Welche Entwicklungsumgebung fuer Linux bietet Code-Vervollständigung, insbesondere fuer c++ programmierung?

Welche Entwicklungsumgebung ist zu empfehlen?

Gruß & Danke

Sunnemer

----------

## Earthwings

Eclipse ist für Java hervorragend. C++ wird auch unterstützt, aber ohne Code-Vervollständigung, zumindest bis Version 2.1 (in portage). Ebuilds für die Version 3 gibts in Bugzilla, wie gut die C++ Unterstützung da ist, weiß ich nicht. Weitere Infos unter www.eclipse.org

----------

## MrTom

Für c++ würd ich mir mal Anjuta ansehen. Ist im Portage und kann das was Du willst.

Wenn's in Richtung KDE/QT geht, dann KDevelop. Da ich das aber nicht nehme, kann ich nicht sagen, ob es Code-Vervollständigung kann.

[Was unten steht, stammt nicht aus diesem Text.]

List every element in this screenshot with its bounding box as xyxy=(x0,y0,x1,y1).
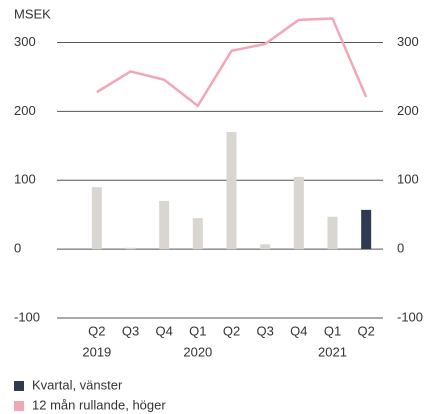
bar xyxy=(91,187,102,250)
bar xyxy=(159,200,170,250)
bar xyxy=(361,209,372,250)
bar xyxy=(260,244,271,250)
x-tick-label: Q2 xyxy=(223,323,240,338)
bar xyxy=(226,132,237,250)
y-tick-label: -100 xyxy=(14,309,40,324)
legend-label: 12 mån rullande, höger xyxy=(32,397,166,412)
bar xyxy=(125,247,136,250)
x-tick-label: Q1 xyxy=(324,323,341,338)
bar xyxy=(327,216,338,250)
y-tick-label: 300 xyxy=(14,34,36,49)
x-tick-label: Q3 xyxy=(122,323,139,338)
legend-swatch xyxy=(14,381,24,391)
y2-tick-label: 100 xyxy=(397,172,419,187)
year-label: 2019 xyxy=(82,344,111,359)
x-tick-label: Q3 xyxy=(256,323,273,338)
y-tick-label: 100 xyxy=(14,172,36,187)
y2-tick-label: -100 xyxy=(397,309,423,324)
x-tick-label: Q2 xyxy=(357,323,374,338)
x-tick-label: Q2 xyxy=(88,323,105,338)
y-tick-label: 0 xyxy=(14,241,21,256)
x-tick-label: Q4 xyxy=(290,323,307,338)
year-label: 2021 xyxy=(318,344,347,359)
bar xyxy=(192,218,203,250)
legend-label: Kvartal, vänster xyxy=(32,377,123,392)
line xyxy=(96,17,368,108)
y2-tick-label: 0 xyxy=(397,241,404,256)
year-label: 2020 xyxy=(183,344,212,359)
x-tick-label: Q1 xyxy=(189,323,206,338)
x-tick-label: Q4 xyxy=(155,323,172,338)
y2-tick-label: 300 xyxy=(397,34,419,49)
legend-swatch xyxy=(14,401,24,411)
bar xyxy=(293,176,304,250)
y-axis-label: MSEK xyxy=(14,6,51,21)
y2-tick-label: 200 xyxy=(397,103,419,118)
y-tick-label: 200 xyxy=(14,103,36,118)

Und natürlich VIM !!! Strg+N ist Dein Freund  :Wink: 

----------

## sprittwicht

 *MrTom wrote:*   

> Wenn's in Richtung KDE/QT geht, dann KDevelop. Da ich das aber nicht nehme, kann ich nicht sagen, ob es Code-Vervollständigung kann.

 

Es kann.  :Wink: 

 *Quote:*   

> Und natürlich VIM !!! Strg+N ist Dein Freund 

 

Mit Verlaub: *kotz*  :Smile: 

----------

## MrTom

 *sprittwicht wrote:*   

> Mit Verlaub: *kotz* 

 

Wegen VIM oder Strg+N ?  :Smile: 

Vim find ich schon super. Aber muss schon zugeben, dass die Code-Completion mehr ein Gag ist. Anjuta und Vim kann man ja auch nicht vergleichen... Aber für jeden, dass was er will und braucht...  :Wink: 

----------